A paraumbilical (or umbilical) hernia is a hole in the connective tissue of the abdominal wall in the midline with close approximation to the umbilicus. If the hole is large enough there can be protrusion of the abdominal contents, including omental fat and/or bowel. These defects are usually congenital and are not noticed until they slowly enlarge over an individual's life time and abdominal contents herniate through the hole creating either pain or a visible lump on the abdominal wall. If abdominal contents get incarcerated (or stuck) in the hole this can cause pain. If the abdominal contents become strangulated by losing their blood supply from pinching or twisting those tissue will die. If it is omental fat this will cause pain and could potentially lead to an infection. If the strangulated contents are bowel then in addition to pain the individual will develop a bowel obstruction. And if the dead bowel is not surgically removed in an emergent fashion the condition could be fatal.

Treatment

There is no medical treatment to cure a hernia.

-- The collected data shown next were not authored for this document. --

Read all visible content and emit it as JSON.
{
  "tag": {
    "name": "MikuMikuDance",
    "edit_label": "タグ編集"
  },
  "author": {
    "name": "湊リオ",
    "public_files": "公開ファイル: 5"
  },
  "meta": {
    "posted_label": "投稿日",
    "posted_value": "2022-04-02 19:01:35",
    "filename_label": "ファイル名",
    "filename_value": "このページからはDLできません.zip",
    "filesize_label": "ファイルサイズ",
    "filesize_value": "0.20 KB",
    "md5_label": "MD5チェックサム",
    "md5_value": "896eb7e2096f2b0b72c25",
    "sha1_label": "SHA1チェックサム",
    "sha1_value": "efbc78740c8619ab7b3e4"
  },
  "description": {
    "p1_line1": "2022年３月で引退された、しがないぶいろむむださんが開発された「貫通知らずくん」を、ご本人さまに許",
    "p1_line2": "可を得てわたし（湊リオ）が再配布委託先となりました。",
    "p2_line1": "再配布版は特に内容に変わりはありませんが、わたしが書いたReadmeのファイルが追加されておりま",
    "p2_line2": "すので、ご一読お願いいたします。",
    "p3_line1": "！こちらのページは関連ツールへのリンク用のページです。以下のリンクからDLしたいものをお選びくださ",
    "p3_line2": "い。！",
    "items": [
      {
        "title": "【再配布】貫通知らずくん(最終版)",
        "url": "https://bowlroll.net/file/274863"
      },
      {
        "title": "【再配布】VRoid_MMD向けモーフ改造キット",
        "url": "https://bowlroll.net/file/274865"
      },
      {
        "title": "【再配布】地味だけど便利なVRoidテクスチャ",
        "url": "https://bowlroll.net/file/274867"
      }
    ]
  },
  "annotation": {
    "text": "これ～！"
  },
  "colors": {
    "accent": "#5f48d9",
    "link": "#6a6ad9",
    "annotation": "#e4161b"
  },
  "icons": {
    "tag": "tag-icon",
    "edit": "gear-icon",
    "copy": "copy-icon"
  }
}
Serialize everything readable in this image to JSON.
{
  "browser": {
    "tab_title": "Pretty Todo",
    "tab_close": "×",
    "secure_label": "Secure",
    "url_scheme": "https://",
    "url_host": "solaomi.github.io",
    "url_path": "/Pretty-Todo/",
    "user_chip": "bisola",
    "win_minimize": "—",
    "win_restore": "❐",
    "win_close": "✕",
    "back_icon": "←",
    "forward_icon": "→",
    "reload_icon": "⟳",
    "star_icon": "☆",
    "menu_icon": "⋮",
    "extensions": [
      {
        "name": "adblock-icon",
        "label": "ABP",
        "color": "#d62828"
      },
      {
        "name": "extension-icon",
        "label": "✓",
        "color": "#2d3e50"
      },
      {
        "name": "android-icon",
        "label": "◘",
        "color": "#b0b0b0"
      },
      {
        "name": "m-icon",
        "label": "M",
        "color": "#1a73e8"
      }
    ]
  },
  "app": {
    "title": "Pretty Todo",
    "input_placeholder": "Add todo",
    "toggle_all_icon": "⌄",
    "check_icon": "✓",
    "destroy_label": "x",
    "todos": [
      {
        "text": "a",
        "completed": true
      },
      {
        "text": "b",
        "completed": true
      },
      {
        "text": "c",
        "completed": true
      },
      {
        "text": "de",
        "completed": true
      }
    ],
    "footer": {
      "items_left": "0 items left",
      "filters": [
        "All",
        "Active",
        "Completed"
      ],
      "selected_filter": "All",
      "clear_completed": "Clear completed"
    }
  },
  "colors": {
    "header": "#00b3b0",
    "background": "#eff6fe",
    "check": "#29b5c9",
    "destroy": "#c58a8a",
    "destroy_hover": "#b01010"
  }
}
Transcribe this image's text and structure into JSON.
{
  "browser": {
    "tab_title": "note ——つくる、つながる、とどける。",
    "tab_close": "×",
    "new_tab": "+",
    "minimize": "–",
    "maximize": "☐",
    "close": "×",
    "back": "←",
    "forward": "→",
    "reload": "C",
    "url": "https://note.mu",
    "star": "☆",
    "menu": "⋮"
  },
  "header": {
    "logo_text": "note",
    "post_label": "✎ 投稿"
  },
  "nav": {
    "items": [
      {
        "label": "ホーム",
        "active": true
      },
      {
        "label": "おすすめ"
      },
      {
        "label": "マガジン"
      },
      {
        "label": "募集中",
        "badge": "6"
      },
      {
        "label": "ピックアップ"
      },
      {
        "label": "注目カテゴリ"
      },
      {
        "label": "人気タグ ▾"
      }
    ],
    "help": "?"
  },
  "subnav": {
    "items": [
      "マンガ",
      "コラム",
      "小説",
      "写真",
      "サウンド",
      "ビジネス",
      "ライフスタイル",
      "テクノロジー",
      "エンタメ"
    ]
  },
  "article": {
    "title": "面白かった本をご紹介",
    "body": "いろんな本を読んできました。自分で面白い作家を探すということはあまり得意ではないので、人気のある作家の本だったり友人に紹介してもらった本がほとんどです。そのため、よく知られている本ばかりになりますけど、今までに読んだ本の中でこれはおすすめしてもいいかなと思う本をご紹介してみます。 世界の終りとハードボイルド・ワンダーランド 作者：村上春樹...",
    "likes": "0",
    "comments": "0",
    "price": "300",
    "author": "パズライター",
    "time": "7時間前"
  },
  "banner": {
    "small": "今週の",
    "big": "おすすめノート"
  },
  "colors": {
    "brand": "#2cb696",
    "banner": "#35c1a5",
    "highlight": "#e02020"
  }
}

It requires surgical intervention which involves closing the hole. If the hole is very small this can sometimes be accomplished by simply reapproximating the connective tissue. However for best long term success most hernias require a permanent barrier to cover the defect much like repairing a hole in a tire. This material is commonly referred to as mesh and can be made of different substances depending on the brand.

The operation is usually performed under a general anaesthetic.

In most cases this is done as a day case without the need for an overnight stay.